The 10-foot, 1,500-pound sasquatch sculpture is impossible to miss, a massive sentinel guarding the studio doors.
“I always wanted to do a Bigfoot statue,” Skywater founder Terry Carrigan said.
The towering figure was too scary for its commissioning client. A pot shop almost bought it but backed out at the last minute.
So here it stands, an apt embodiment of the Skywater motto: “Custom fabrication of unique and unusual things.”
Need a giant guitar? An animated billboard? Faux rockwork? An interactive exhibit?
Skywater can do all that and more.
“I’m the person people call when they don’t know who to call to get something done,” Carrigan said.
From his 800-square-foot studio, Carrigan produces outsize creations: a 10-foot-tall ketchup bottle, a children’s stage show set, an animated six-foot bat.
“We can design and fabricate almost anything you can think up,” his website boasts.
“We” means Carrigan, an Ohio native inspired by a boyhood viewing of “Planet of the Apes.”
He moved to California hoping to break into Hollywood special effects but got hired instead by the Knott’s Berry Farm theme park.

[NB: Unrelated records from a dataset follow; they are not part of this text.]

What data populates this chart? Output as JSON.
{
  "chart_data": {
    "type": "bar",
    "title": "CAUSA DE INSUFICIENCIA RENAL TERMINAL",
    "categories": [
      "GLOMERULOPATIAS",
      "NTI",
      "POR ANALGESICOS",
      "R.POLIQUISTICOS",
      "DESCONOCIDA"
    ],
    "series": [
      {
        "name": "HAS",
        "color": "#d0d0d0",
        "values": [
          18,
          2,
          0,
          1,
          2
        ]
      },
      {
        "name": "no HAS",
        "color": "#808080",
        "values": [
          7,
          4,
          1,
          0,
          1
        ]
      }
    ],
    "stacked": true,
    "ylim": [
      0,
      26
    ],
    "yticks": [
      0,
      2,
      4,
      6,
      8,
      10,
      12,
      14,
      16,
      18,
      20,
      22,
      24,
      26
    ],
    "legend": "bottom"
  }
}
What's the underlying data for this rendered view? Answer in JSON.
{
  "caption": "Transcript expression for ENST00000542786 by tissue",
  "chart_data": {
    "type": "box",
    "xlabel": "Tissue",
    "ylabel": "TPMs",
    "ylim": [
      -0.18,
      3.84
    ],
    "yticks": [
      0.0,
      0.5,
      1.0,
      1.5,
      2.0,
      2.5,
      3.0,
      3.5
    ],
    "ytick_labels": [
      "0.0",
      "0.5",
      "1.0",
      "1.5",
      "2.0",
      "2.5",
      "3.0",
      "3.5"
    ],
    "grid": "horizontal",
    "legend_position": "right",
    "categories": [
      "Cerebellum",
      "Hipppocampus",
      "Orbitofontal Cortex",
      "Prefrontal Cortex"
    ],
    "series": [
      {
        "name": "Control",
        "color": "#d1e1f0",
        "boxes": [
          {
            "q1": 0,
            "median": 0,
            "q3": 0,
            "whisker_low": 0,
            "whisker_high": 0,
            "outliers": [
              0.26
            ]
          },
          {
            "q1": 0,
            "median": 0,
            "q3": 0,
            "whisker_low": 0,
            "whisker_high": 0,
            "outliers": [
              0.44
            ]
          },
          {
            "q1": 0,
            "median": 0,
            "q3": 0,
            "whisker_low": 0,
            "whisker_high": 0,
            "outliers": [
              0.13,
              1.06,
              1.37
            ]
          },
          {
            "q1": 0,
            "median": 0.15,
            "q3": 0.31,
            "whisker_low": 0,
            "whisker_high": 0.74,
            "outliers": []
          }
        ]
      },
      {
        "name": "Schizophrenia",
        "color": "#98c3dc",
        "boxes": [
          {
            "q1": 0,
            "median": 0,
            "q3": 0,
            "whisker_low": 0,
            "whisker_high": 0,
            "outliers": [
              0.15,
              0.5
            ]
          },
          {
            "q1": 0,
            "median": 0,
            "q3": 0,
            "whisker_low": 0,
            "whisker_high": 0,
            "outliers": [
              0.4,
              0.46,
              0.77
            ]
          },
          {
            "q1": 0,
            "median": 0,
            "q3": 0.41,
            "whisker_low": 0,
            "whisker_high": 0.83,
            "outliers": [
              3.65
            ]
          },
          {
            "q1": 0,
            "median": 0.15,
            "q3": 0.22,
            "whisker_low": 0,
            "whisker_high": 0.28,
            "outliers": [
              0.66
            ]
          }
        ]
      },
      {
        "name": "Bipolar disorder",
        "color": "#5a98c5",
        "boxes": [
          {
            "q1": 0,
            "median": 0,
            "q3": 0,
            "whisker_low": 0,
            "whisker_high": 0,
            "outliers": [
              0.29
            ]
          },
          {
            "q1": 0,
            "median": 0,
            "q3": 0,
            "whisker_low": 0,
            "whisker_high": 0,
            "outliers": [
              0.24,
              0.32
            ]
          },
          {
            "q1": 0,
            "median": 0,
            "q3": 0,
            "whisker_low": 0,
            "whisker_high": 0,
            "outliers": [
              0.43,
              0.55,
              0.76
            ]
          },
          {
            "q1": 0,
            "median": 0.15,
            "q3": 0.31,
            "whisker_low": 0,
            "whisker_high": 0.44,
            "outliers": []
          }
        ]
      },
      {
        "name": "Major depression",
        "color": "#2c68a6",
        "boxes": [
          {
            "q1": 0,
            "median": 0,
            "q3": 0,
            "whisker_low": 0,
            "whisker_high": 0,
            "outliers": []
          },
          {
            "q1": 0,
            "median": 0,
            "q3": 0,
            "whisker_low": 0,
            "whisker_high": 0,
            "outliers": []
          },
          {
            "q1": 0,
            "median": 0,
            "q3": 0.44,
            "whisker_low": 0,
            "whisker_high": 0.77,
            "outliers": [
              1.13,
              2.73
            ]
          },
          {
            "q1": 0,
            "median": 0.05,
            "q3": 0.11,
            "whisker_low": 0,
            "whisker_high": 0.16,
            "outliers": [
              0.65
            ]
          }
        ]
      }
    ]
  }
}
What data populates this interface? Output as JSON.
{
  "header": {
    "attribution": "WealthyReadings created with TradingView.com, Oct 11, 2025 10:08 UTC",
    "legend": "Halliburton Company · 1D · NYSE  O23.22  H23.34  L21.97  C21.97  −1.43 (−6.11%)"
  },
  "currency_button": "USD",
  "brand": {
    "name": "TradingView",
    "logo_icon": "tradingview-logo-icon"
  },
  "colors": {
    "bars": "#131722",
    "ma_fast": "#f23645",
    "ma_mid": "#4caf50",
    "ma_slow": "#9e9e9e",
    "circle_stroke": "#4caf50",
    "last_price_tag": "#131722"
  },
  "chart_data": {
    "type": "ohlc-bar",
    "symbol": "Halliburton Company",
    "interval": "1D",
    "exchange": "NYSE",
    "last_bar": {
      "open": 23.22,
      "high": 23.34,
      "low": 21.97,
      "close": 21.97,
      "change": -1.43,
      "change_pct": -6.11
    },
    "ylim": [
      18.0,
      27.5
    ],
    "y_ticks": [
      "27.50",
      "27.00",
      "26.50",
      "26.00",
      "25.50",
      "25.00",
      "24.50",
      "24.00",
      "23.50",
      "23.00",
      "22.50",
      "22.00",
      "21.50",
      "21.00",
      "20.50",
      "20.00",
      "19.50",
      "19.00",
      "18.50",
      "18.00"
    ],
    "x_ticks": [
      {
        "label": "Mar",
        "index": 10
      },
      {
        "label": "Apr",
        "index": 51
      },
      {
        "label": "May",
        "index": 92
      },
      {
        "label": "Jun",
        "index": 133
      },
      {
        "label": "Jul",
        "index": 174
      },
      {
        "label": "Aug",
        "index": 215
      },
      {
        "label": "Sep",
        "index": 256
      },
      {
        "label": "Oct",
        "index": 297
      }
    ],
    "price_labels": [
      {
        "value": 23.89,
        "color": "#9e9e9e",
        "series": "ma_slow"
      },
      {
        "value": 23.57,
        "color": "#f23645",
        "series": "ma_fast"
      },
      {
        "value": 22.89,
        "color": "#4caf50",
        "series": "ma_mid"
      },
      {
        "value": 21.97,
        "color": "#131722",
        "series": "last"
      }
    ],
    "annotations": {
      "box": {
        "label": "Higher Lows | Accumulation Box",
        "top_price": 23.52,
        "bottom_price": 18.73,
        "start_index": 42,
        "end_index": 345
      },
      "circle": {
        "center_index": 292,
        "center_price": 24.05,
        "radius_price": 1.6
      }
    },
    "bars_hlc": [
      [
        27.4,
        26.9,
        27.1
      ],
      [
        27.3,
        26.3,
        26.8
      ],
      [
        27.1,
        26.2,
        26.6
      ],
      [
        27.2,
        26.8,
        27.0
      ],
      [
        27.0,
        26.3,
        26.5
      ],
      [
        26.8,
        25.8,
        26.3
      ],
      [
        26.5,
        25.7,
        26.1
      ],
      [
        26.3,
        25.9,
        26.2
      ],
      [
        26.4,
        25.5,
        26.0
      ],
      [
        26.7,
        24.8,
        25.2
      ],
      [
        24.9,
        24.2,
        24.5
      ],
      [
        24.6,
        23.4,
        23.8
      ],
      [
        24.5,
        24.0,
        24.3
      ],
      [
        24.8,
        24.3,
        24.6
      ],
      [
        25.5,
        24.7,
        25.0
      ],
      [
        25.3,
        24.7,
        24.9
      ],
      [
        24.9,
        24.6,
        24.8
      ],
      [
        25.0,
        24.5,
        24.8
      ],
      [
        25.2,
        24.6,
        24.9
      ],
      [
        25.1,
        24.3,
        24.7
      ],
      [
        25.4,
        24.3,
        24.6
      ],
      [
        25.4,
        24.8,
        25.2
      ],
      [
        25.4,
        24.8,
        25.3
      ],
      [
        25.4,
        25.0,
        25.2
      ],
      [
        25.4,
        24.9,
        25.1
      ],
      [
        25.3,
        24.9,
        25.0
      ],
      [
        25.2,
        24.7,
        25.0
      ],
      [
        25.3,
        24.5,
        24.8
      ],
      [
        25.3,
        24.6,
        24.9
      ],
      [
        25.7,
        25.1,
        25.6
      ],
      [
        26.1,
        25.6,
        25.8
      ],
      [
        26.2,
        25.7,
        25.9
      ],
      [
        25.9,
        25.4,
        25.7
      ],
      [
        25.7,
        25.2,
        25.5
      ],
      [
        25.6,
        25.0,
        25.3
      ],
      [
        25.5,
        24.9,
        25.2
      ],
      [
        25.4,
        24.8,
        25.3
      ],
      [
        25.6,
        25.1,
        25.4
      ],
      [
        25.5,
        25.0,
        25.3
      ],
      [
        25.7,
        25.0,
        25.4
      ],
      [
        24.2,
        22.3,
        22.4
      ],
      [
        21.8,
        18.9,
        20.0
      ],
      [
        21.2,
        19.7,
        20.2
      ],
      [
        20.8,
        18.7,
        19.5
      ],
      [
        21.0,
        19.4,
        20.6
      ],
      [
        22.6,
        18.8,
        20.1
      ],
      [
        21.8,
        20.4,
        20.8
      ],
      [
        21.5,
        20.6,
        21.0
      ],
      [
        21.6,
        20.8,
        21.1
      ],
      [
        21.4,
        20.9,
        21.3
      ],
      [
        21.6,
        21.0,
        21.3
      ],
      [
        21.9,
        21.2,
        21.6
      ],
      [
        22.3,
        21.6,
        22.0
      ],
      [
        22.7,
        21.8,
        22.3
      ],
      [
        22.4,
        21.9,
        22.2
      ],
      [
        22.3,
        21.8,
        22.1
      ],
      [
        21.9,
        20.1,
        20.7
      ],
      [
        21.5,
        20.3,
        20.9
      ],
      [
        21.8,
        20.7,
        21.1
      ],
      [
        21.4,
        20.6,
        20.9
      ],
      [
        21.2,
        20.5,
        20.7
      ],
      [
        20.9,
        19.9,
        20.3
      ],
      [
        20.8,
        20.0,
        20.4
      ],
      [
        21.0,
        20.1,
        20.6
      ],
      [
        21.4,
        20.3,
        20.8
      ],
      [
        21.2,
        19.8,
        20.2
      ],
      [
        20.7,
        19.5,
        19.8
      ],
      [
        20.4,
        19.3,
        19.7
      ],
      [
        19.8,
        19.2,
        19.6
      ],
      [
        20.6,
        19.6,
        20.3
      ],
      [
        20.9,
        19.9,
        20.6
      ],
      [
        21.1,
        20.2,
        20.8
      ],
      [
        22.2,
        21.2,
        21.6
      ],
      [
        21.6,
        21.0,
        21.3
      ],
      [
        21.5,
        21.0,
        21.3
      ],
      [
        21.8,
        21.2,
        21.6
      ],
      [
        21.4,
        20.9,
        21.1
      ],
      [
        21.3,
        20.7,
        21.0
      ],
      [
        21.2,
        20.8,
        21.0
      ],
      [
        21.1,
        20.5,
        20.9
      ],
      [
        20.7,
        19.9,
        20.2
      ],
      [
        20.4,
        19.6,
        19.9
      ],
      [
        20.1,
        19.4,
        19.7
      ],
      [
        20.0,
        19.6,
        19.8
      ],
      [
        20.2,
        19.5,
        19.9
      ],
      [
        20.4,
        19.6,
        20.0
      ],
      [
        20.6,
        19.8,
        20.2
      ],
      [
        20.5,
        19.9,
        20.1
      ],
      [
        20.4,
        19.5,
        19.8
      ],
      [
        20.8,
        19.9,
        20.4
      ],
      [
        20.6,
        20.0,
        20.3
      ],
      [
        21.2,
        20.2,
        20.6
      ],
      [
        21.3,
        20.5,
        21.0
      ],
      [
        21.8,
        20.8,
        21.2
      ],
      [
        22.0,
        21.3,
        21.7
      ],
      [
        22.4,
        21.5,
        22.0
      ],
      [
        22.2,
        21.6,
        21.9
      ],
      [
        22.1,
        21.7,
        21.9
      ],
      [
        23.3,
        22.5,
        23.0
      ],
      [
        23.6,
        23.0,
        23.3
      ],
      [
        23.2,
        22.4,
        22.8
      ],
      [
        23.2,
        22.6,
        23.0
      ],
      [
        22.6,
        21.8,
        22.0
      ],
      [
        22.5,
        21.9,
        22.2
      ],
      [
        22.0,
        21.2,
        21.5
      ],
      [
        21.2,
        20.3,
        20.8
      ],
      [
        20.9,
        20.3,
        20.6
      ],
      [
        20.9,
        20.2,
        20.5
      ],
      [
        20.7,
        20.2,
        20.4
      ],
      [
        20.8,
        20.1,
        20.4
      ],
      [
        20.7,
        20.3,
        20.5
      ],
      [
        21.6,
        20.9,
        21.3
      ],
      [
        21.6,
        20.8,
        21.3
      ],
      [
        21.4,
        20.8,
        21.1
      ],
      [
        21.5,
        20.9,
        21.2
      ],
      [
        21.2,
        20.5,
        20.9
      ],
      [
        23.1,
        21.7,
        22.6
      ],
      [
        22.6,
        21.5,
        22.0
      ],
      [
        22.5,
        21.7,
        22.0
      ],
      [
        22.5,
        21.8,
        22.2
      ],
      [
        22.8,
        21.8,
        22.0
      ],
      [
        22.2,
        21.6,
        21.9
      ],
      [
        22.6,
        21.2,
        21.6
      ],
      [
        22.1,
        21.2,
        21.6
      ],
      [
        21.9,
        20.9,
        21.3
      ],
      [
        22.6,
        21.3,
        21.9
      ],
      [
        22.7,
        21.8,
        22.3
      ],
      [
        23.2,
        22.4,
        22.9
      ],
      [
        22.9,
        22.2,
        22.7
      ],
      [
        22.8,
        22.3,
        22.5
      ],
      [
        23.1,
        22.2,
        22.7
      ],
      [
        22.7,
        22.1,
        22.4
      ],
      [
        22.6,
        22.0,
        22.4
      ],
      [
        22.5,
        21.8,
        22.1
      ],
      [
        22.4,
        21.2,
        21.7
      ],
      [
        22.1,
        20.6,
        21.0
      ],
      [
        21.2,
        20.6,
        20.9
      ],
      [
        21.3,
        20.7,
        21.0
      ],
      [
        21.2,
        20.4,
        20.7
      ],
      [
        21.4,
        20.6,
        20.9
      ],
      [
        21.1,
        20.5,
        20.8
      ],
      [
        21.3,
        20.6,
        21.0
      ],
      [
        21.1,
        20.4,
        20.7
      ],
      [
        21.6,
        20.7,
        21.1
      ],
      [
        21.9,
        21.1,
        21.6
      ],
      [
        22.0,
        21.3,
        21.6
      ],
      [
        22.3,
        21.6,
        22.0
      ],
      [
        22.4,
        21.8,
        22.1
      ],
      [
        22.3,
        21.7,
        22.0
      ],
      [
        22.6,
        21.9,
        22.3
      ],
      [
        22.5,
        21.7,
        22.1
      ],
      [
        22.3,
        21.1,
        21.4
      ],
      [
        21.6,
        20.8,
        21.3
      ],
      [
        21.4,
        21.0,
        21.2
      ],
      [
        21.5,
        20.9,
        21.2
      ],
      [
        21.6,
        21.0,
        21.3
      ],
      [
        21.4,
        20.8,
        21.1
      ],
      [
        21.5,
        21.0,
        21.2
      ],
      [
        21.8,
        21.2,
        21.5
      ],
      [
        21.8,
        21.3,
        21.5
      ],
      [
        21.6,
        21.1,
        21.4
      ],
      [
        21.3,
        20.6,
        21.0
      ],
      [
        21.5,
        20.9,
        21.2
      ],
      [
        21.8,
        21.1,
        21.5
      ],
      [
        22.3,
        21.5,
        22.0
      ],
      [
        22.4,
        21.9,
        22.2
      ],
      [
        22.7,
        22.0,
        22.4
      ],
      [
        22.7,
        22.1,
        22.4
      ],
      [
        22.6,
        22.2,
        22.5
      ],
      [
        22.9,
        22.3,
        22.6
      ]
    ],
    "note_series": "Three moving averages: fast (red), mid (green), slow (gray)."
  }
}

He then started a company called Technicreations, which was one of the first vendors to design Christmas displays for Disneyland’s Small World and Haunted Mansion features.
After shuttering that business Carrigan worked as a general contractor for more than a decade.
He and his wife moved here to work for the same company, but he began missing his former vocation.
“I just like creating stuff,” Carrigan said. “Every project’s unique; no two things are the same.”
He worked briefly for Dillon Works Inc. in Mukilteo before opening Skywater three years ago.
The studio began as an exact-size replica of an escape room he was designing and has grown to encompass the adjacent carport. It houses Carrigan’s trio of 3D printers, a woodshop, sculpting supplies, and an industrial oven for baking, say, a foam latex mask.
In one section is a wood contraption with large buttons, an escape room game he is building in which the buttons must be pushed in the correct order to solve a puzzle.
In another sits the mold for the huge ketchup bottle, which looks like a well-insulated home water heater.
Here is a model of an animated six-foot octopus tentacle. There is a 3D mold for a giant sea turtle. Over here is a fog machine – one of more than 30 escape room props.
Behind the studio lies a pond ringed by boulders Carrigan sculpted using foam and concrete.
“I want to move toward concrete sculpting,” he said. “It’s easier and faster.”
Carrigan is building a new 6,000-square-foot studio further down the driveway of his five-acre spread. He aims to move in by the end of next year.
In the meantime he has a handful of projects to keep him busy, including a 56,000- square-foot Santa’s Village for a Utah client.
“Santa’s Village is going inside another building,” he said. “We won’t be building it on site” at his place. “We’ll need to rent a large space.”
Carrigan hires workers as needed. Wife Julie Bach, a former design drafter, helps out, but he has no full-time employees.
“I don’t really want to grow that big,” he said. “The less employees we have the happier I am. We’re small but mighty.”